Detective Halliday: We are now in the Cambridge Police headquarters on the second floor at number 5 Western Avenue. The time is exactly 11:37 a.m. The date being January 7th—

Unidentified Male: Correction, the 9th.

Detective Halliday:—correction, the 9th. Present at this time is Lieutenant Donnie from the State Police, Detective Herbert E. Halliday, Cambridge Police, and your name, Professor?

Professor Williams: Stephen Williams, 103 Old Colony Road, Wellesley Hills, Massachusetts.

Detective Halliday: Now, Professor, we are going to talk about the murder of Jane Britton, and in my hand I hold some photos of the scene when our officers arrived. This is picture number one: a sheet that we can visibly see, a blanket, an afghan type of a bedspread, and a fur coat. Here is picture number two. Some of the material has been taken off of her at this particular time. We notice a blood-stained sheet, part of a fur coat, and the other paraphernalia has been put to the side. Now I show you this number three photo, which is very particular. As you notice, up at the head and to the left, there’s a headstone and the picture of a skull. Can you observe the skull on that headstone?

Professor Williams: Yes, I do. I see the headstone. Yes.

Detective Halliday: Now, I bring your attention back to picture number one.

Professor Williams: Oh, yeah. Here’s the—

Detective Halliday: You see the powder—

Professor Williams: Yeah.

Detective Halliday:—as it goes across?

Professor Williams: Yeah.

Detective Halliday: Now what significant thing have you observed thus far, Professor, in anthropology or archaeology in regards to these particular pictures?

Professor Williams: Well, it seems to me she’s been carefully laid out in some kind of a ceremony. This certainly just didn’t happen that she was laid out this way. It almost looks like someone had in mind some kind of—of ritual.

      It would certainly seem that in this case the person was laid out on—rather carefully with the head between the pillows, then sprinkled with this substance, and then—then—and this—this—I don’t know what it—whether this headstone was regularly here or not. It certainly again looks like a marker on a—on a grave of some sort. And certainly this—them laying these other garments over, trying—in a sense trying to—to bury her under all these things, I mean, someone certainly had in mind some kind of a burial ritual.

Detective Halliday: Ritual.

Lieutenant Donahue: Does this recall anything to you as an archaeology professor?

Professor Williams: It is quite true that red powder is usually red ochre.

Lieutenant Donahue: Can you spell that for us please?

Professor Williams: O-C-H-R-E. This is merely very high-grade iron ore, like hematite. This has been used by primitive peoples for tens of thousands of years. We can go to Maine at 3,000 BC and dig up Indian burials and find them covered with red ochre. We can go to Wisconsin and find red ochre buried. We can go to west California and find it. We can go to France, for example, and find red ochre being put in burials as much as 20,000 years ago.
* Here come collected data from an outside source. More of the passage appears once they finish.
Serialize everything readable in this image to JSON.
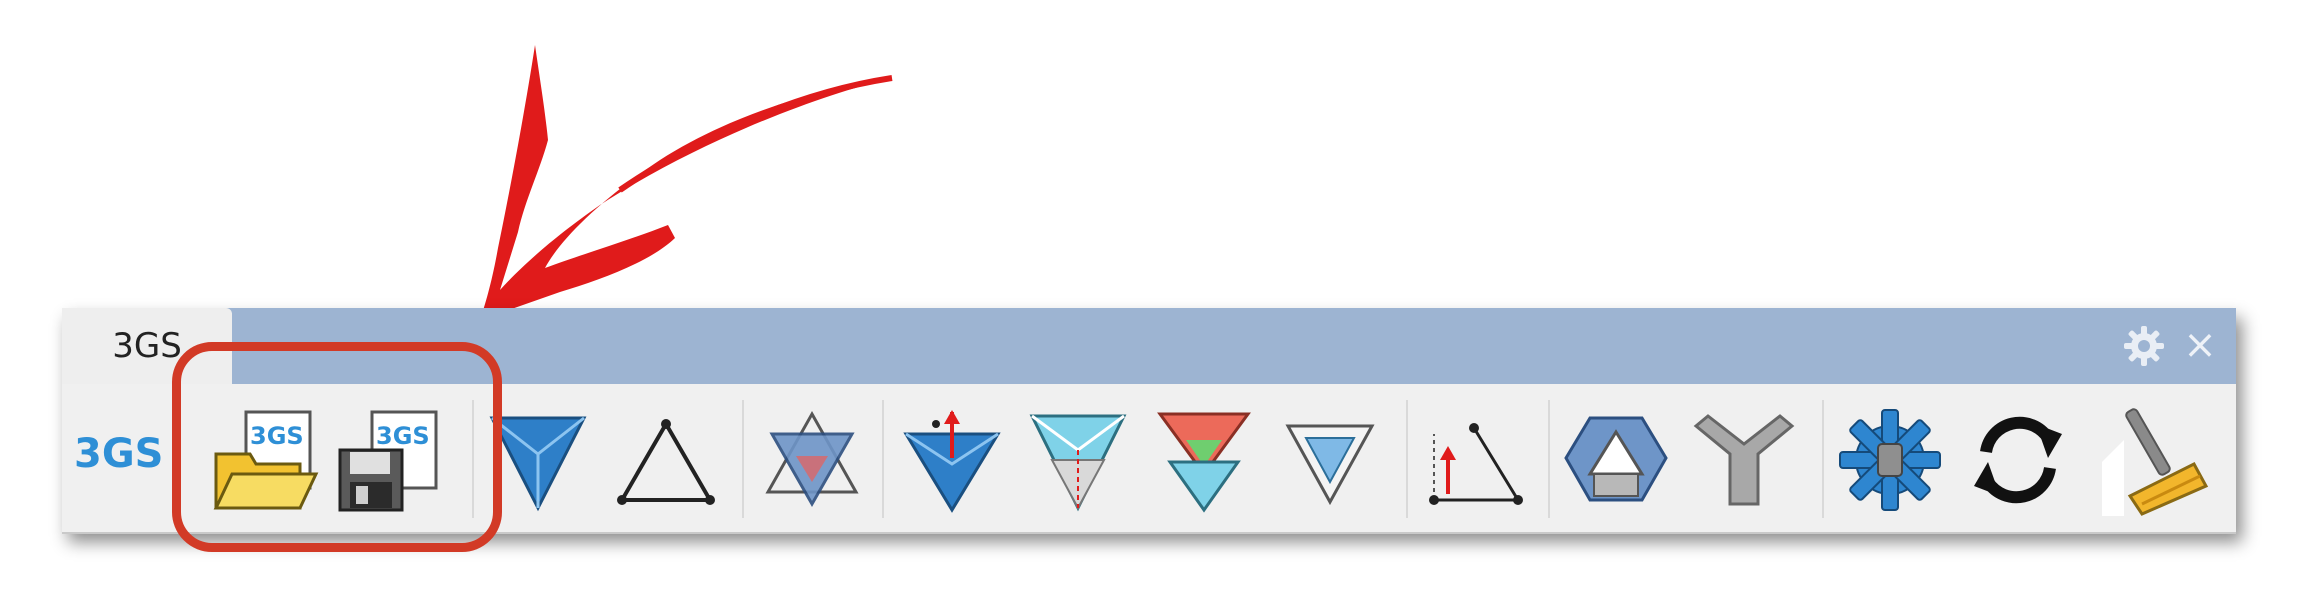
{
  "tab": {
    "label": "3GS"
  },
  "brand": {
    "label": "3GS"
  },
  "open_button": {
    "icon_text": "3GS"
  },
  "save_button": {
    "icon_text": "3GS"
  },
  "header_controls": {
    "settings": "gear-icon",
    "close": "×"
  },
  "icons": [
    "open-3gs-icon",
    "save-3gs-icon",
    "form-diagram-icon",
    "force-diagram-icon",
    "dual-diagram-icon",
    "load-icon",
    "reciprocal-icon",
    "funicular-icon",
    "inverted-triangle-icon",
    "support-icon",
    "polyhedron-icon",
    "branch-icon",
    "settings-gear-icon",
    "refresh-icon",
    "clear-broom-icon"
  ],
  "colors": {
    "tab_strip": "#9db4d2",
    "brand": "#2e8fd6",
    "highlight": "#d23a26",
    "arrow": "#e01b1b"
  }
}
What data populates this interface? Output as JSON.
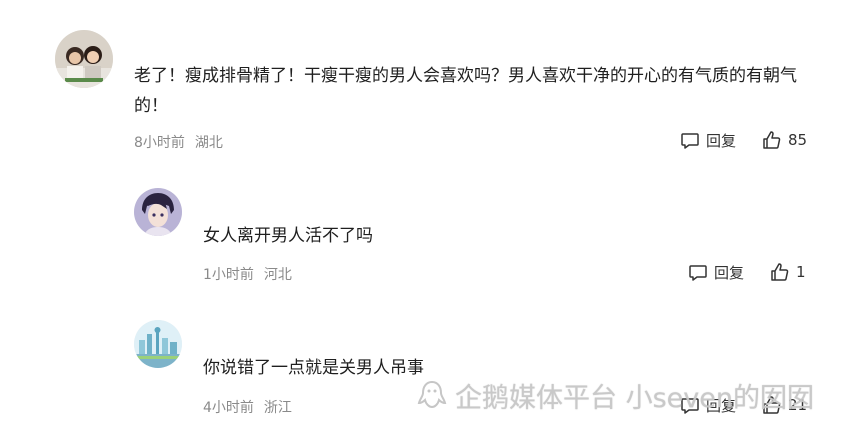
{
  "comments": [
    {
      "avatar_icon": "user-avatar-photo",
      "text": "老了！瘦成排骨精了！干瘦干瘦的男人会喜欢吗？男人喜欢干净的开心的有气质的有朝气的！",
      "time": "8小时前",
      "location": "湖北",
      "reply_label": "回复",
      "like_count": "85"
    },
    {
      "avatar_icon": "anime-boy-avatar",
      "text": "女人离开男人活不了吗",
      "time": "1小时前",
      "location": "河北",
      "reply_label": "回复",
      "like_count": "1"
    },
    {
      "avatar_icon": "city-skyline-avatar",
      "text": "你说错了一点就是关男人吊事",
      "time": "4小时前",
      "location": "浙江",
      "reply_label": "回复",
      "like_count": "21"
    }
  ],
  "watermark": {
    "logo_icon": "penguin-logo-icon",
    "text": "企鹅媒体平台 小seven的囡囡"
  }
}
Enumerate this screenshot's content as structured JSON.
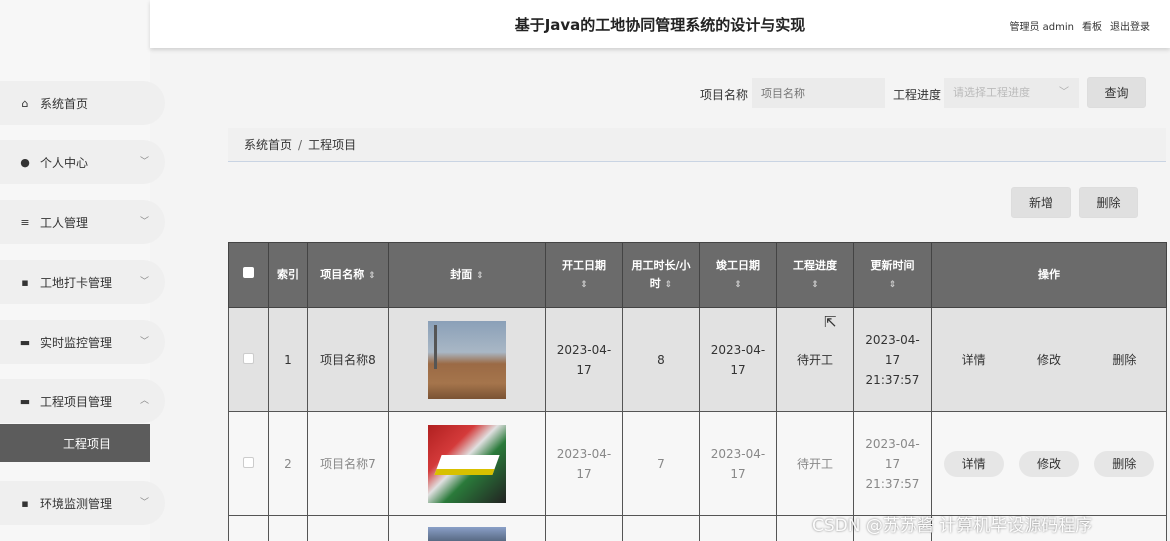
{
  "header": {
    "title": "基于Java的工地协同管理系统的设计与实现",
    "admin": "管理员 admin",
    "board": "看板",
    "logout": "退出登录"
  },
  "sidebar": {
    "items": [
      {
        "label": "系统首页",
        "icon": "home-icon",
        "glyph": "⌂"
      },
      {
        "label": "个人中心",
        "icon": "user-icon",
        "glyph": "●"
      },
      {
        "label": "工人管理",
        "icon": "list-icon",
        "glyph": "≡"
      },
      {
        "label": "工地打卡管理",
        "icon": "grid-icon",
        "glyph": "▪"
      },
      {
        "label": "实时监控管理",
        "icon": "comment-icon",
        "glyph": "▬"
      },
      {
        "label": "工程项目管理",
        "icon": "briefcase-icon",
        "glyph": "▬"
      },
      {
        "label": "环境监测管理",
        "icon": "grid-icon",
        "glyph": "▪"
      }
    ],
    "active_sub": "工程项目"
  },
  "search": {
    "name_label": "项目名称",
    "name_placeholder": "项目名称",
    "progress_label": "工程进度",
    "progress_placeholder": "请选择工程进度",
    "query": "查询"
  },
  "breadcrumb": {
    "home": "系统首页",
    "sep": "/",
    "current": "工程项目"
  },
  "actions": {
    "add": "新增",
    "delete": "删除"
  },
  "table": {
    "headers": {
      "index": "索引",
      "name": "项目名称",
      "cover": "封面",
      "start_date": "开工日期",
      "hours": "用工时长/小时",
      "end_date": "竣工日期",
      "progress": "工程进度",
      "updated": "更新时间",
      "ops": "操作"
    },
    "rows": [
      {
        "index": "1",
        "name": "项目名称8",
        "start": "2023-04-17",
        "hours": "8",
        "end": "2023-04-17",
        "progress": "待开工",
        "updated": "2023-04-17 21:37:57"
      },
      {
        "index": "2",
        "name": "项目名称7",
        "start": "2023-04-17",
        "hours": "7",
        "end": "2023-04-17",
        "progress": "待开工",
        "updated": "2023-04-17 21:37:57"
      }
    ],
    "op_labels": {
      "detail": "详情",
      "edit": "修改",
      "delete": "删除"
    }
  },
  "watermark": "CSDN @苏苏酱    计算机毕设源码程序"
}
Lieutenant Donahue: What would be the purpose of using the red ochre in a burial rite?

Professor Williams: Well, it varies from one place in the world to another. I mean—

Lieutenant Donahue: What are some of them? Could you give us some of them?

Professor Williams: Well, many times, for instance, in Maine, we can’t ask the people of 3,000 BC why they did it. We know they were doing something extra. And that’s all we can say. When you’re dealing with a dead civilization, we have to interpret what these people might have had in their minds. We find the burial, it has a lot of red ochre in it, and all we can say is, “Well, they thought it was important. They took the trouble to add this to their burial ritual.”

      I mean, a general answer to your question, I would say that whenever we see particular care given to a burial, yes, we generally say they’ve thought enough of the deceased person to do this extra thing. Someone took the time to do this, didn’t just kill, say, “My god, what have I done?” and run out. But we have no indications of saying that red signified good or bad in a culture.

Lieutenant Donahue: Uh-huh.

Detective Halliday: Would this be a layman’s information or a person that’s well read in archaeology?

Professor Williams: It seems to me like it could have been done by people from three different groups. Either someone who does have knowledge of archaeology and has read enough about burials. The second, and maybe this is just defense because that would mean that we’re dealing with one of my students, is a hippie who is involved in some kind of—seen enough about rituals. And the third thing is someone who is really just psychotic, a real psychotic person who we may be interpreting some of these things—reading more into it than what’s there. Now I think the last one is probably the least likely.

      Red ochre is, as I say, such a general thing that it isn’t the sort of special kind of information that I would think only an archaeologist might have. On the other hand, this whole burial ritual is certainly nothing that I know anything the hippies are working with or dealing with. So it does look to me, I must confess, like someone had done something rather special and had—as I said, used the term ritual, and I would stick with it.

Detective Halliday: Now, could this red ochre, Professor, be obtained in classrooms at Harvard?

Professor Williams: Well, I mean, Dr. Lamberg-Karlovsky has some in his office. Students are in and out of his office all the time.